- The comedian, in an image from early in his career
- Born: November 29, 1911 Porto Alegre, Rio Grande do Sul, Brazil
- Died: April 19, 1996 (aged 84) Rio de Janeiro, Rio de Janeiro, Brazil
- Occupations: actor comedian
- Notable work: Baltazar da Rocha in Escolinha do Professor Raimundo
- Relatives: Ema D'Ávila [pt] (sister)

= Walter D'Ávila =

Brazilian actor and comedian

Walter D'Ávila (November 29, 1911 – April 19, 1996) was a Brazilian actor and comedian. He is known for his work as a cast member on TV Globo's comedy shows.

== Biography ==
Walter D'Ávila was born in Porto Alegre, the capital of Rio Grande do Sul. He began his career in 1935 at Rádio Sociedade Gaúcha in Porto Alegre. He moved to Rio de Janeiro to work on comedy radio shows and in revue theater productions. He started out at Rádio Nacional and later worked at Rádio Mayrink Veiga, where he made a name for himself on the show Aí Vem a Dona Isaura in 1958.

He made his film debut in the 1935 movie Noites Cariocas. He also appeared in films such as Berlin to the Samba Beat, Fogo na Canjica, The Lero-Lero Family, and Carnaval em lá maior. He made his television debut in 1958, also on TV Rio, appearing on the show Noite de Gala, and later appeared on other programs on the network, such as the Chico Anysio Show and Praça da Alegria.

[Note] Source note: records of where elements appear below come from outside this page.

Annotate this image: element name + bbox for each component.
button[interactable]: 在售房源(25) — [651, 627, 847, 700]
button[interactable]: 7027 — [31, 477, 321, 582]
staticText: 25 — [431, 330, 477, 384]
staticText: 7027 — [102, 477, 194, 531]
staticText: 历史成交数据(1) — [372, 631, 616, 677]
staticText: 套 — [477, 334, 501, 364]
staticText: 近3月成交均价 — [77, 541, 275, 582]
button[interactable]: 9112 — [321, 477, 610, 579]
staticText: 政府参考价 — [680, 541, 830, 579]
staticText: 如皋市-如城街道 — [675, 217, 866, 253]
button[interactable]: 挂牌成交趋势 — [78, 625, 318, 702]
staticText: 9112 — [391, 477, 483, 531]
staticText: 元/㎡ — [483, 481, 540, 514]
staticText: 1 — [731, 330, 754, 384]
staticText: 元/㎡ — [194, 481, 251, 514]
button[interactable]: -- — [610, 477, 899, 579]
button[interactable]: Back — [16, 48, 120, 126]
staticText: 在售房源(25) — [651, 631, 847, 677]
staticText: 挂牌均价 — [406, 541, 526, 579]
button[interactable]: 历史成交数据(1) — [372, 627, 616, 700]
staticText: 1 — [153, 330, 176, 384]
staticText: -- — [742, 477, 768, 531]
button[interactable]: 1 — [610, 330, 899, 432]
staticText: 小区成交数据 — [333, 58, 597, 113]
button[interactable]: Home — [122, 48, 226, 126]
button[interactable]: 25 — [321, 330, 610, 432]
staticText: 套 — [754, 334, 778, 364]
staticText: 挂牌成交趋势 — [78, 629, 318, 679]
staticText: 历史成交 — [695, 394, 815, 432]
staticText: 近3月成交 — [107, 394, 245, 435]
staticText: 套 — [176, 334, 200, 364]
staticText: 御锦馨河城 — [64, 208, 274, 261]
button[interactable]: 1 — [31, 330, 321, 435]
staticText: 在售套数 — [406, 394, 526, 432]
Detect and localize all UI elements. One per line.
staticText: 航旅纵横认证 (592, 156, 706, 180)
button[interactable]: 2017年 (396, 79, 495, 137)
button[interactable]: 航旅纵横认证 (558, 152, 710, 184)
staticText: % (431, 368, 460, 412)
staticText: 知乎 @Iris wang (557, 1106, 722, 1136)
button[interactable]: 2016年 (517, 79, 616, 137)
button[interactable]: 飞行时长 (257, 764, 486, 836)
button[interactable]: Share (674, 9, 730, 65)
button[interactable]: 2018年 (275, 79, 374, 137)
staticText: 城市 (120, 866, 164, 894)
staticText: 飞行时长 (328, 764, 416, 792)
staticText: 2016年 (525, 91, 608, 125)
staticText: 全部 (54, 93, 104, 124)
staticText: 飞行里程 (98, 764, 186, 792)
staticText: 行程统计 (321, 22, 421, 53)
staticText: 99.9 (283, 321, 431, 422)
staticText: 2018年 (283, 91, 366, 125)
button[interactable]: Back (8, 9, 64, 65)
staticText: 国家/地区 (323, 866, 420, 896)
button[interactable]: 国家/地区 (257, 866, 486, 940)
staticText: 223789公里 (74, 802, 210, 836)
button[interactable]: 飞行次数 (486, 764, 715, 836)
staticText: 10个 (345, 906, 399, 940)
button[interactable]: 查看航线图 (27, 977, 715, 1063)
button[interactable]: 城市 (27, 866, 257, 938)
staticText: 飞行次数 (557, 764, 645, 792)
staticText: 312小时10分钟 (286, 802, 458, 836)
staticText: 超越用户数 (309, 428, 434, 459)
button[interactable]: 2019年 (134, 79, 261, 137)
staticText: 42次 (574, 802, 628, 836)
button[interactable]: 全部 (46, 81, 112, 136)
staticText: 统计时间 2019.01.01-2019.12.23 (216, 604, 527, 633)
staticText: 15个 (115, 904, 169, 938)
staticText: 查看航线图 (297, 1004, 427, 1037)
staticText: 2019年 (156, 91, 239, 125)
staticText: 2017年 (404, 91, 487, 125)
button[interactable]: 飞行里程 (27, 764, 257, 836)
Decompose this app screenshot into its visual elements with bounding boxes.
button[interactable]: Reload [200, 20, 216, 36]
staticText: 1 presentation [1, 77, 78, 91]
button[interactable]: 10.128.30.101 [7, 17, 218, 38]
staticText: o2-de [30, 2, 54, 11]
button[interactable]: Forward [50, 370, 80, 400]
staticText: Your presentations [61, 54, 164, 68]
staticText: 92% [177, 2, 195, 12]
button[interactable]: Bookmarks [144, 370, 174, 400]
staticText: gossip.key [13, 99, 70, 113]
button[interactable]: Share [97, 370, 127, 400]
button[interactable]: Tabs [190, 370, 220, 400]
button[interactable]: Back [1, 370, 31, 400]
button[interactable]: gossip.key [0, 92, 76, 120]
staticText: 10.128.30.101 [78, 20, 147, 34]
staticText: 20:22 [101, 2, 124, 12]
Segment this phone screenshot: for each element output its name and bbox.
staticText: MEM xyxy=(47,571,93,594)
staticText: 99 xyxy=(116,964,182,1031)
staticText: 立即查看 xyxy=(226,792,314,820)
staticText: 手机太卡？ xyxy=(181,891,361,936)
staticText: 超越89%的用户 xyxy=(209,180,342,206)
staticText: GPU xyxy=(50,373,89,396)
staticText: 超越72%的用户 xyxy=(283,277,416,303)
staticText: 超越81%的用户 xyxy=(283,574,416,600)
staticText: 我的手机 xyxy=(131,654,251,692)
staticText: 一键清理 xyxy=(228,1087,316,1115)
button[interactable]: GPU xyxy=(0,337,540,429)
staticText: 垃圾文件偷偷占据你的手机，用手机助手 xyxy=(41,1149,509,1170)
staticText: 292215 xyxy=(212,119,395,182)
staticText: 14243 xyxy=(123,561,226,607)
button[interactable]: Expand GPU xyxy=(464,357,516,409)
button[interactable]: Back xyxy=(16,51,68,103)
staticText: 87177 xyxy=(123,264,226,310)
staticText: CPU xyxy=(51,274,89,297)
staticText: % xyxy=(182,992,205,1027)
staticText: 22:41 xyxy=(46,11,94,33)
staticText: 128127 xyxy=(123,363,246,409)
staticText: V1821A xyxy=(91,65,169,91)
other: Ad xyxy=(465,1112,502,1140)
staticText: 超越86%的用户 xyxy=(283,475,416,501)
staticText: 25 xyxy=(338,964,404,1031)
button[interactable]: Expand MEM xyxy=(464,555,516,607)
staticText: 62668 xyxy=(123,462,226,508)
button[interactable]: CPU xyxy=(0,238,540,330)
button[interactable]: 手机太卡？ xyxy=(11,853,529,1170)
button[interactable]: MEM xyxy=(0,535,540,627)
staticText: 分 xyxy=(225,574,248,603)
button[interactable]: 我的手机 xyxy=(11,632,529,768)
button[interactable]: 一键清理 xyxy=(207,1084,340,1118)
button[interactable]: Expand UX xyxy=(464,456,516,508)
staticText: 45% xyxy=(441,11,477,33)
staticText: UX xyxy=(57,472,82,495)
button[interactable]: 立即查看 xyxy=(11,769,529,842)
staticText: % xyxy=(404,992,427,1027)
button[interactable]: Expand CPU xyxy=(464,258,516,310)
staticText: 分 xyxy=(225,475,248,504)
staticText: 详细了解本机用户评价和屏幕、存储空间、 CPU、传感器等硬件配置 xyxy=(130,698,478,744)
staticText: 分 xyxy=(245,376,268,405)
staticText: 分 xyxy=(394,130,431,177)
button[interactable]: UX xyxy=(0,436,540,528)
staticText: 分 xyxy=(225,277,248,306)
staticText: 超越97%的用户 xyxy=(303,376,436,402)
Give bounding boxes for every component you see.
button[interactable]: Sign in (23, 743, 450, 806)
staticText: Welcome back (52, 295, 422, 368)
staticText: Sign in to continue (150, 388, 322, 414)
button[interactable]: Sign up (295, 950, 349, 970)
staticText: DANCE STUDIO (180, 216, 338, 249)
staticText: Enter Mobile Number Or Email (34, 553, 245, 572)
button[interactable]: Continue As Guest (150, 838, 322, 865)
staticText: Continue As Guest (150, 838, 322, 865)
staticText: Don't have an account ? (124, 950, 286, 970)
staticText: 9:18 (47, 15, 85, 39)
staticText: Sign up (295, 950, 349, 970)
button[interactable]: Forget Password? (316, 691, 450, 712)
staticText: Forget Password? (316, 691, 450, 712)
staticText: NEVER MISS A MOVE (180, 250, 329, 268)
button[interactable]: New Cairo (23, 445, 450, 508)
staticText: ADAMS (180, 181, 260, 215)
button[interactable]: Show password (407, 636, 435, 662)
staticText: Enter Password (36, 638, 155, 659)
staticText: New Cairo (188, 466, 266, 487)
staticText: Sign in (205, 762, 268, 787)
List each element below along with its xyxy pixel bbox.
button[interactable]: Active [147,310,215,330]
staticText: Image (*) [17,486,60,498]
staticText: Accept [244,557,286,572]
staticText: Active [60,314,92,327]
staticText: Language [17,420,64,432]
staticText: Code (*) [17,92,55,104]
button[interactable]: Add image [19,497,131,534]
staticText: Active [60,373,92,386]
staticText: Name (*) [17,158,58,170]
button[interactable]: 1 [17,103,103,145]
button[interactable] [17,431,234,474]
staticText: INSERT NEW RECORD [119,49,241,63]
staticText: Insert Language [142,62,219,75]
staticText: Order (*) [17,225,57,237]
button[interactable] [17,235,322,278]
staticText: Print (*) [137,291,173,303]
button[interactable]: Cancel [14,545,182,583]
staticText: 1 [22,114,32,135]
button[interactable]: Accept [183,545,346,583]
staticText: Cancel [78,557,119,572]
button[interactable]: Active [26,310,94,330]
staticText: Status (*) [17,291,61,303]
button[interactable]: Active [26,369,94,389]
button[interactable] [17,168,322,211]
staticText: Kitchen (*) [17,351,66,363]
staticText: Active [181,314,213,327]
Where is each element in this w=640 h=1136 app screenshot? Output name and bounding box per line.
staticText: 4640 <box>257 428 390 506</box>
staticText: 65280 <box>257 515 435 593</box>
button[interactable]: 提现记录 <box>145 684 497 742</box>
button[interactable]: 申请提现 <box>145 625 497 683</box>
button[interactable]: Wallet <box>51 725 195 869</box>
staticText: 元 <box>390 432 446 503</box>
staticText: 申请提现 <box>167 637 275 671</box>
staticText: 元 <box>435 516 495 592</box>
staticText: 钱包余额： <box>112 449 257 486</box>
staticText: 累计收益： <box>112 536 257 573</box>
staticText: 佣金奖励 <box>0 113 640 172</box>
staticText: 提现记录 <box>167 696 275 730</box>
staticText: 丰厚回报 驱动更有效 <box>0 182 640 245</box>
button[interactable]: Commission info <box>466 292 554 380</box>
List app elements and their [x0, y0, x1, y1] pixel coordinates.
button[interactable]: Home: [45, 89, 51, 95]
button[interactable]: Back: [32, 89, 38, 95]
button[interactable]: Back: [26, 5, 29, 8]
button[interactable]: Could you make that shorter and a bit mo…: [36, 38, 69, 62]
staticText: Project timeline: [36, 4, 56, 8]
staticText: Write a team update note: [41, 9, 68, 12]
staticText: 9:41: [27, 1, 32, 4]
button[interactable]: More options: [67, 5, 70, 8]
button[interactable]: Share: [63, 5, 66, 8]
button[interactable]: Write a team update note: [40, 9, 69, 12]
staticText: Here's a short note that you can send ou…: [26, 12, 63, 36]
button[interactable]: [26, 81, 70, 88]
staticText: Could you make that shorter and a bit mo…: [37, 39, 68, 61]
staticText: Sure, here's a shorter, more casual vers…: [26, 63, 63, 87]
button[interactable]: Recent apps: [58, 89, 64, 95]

He also appeared on TV Excelsior, TV Tupi, and TV Record, mostly on comedy shows. At TV Globo, he worked on several comedy productions, such as Planeta dos Homens, Chico Total, and Viva o Gordo, collaborating with comedians like Chico Anysio, Jô Soares, Grande Otelo, Pepita Rodríguez, and Luís Carlos Miele. He played the role of Baltazar da Rocha for six seasons on the show Escolinha do Professor Raimundo. In the 2015 remake directed by Bruno Mazzeo, his character was played by Otávio Muller. At the network, she also worked on the soap operas Feijão Maravilha and Espelho Mágico, and the TV series Aplauso.

=== Death ===
He died of heart failure at 10:50 a.m. on April 19, 1996, at the Sorocaba Clinic, located in the Botafogo neighborhood of Rio de Janeiro, where he had been hospitalized for cancer treatment. His body was buried the following day at the São João Batista Cemetery, also in Botafogo.

== Filmography ==

=== Television ===

| Year | Titler | Character | Note(s) | Ref. |
|---|---|---|---|---|
| 1968—1983 | Balança mas Não Cai [pt] | Various |  |  |
| 1975—1979 | Praça da Alegria [pt] | Various |  |  |
| 1977 | Espelho Mágico |  |  |  |
| 1979 | Feijão Maravilha | Scarface |  |  |
| 1981—1987 | Viva o Gordo [pt] | Various |  |  |
| 1984 | Humor Livre | Various | 125 episodes |  |
| 1990—1996 | Escolinha do Professor Raimundo | Baltazar da Rocha |  |  |

=== Cinema ===

| Year | Title | Character | Ref. |
| 1935 | Noites Cariocas | Young |  |
| 1944 | Berlim na Batucada |  |  |
| 1945 | Pif-Paf | Bagaceira |  |
| 1946 | O Ébrio | Primo Rego |  |
| Caídos do Céu [pt] | Claudionor |  |
| 1948 | Fogo na Canjica [pt] |  |  |
| 1949 | Pra Lá de Boa |  |  |
| 1950 | Um Beijo Roubado | Apolo Silva |  |
| 1952 | João Gangorra [pt] | João Gangorra |  |
| 1953 | The Lero-Lero Family | Aquiles Taveira |  |
| 1955 | Carnaval em Lá Maior [pt] | Moreira |  |
| 1957 | Na Corda Bamba [pt] | Singer |  |
| 1958 | É a Maior! [pt] | Evaristo |  |
| No Mundo da Lua | Matias/Zé |  |
| 1960 | Pequeno por fora |  |  |
| 1961 | 3 Colegas de Batina |  |  |
| 1970 | Motorista sem Limites [pt] | Detetive Leão |  |
| 1974 | As Delícias da Vida |  |  |
| 1981 | Professor Kranz tedesco di Germania | Fittipaldi |  |

== Personal life ==
He was the brother of actress and comedian Ema D'Ávila.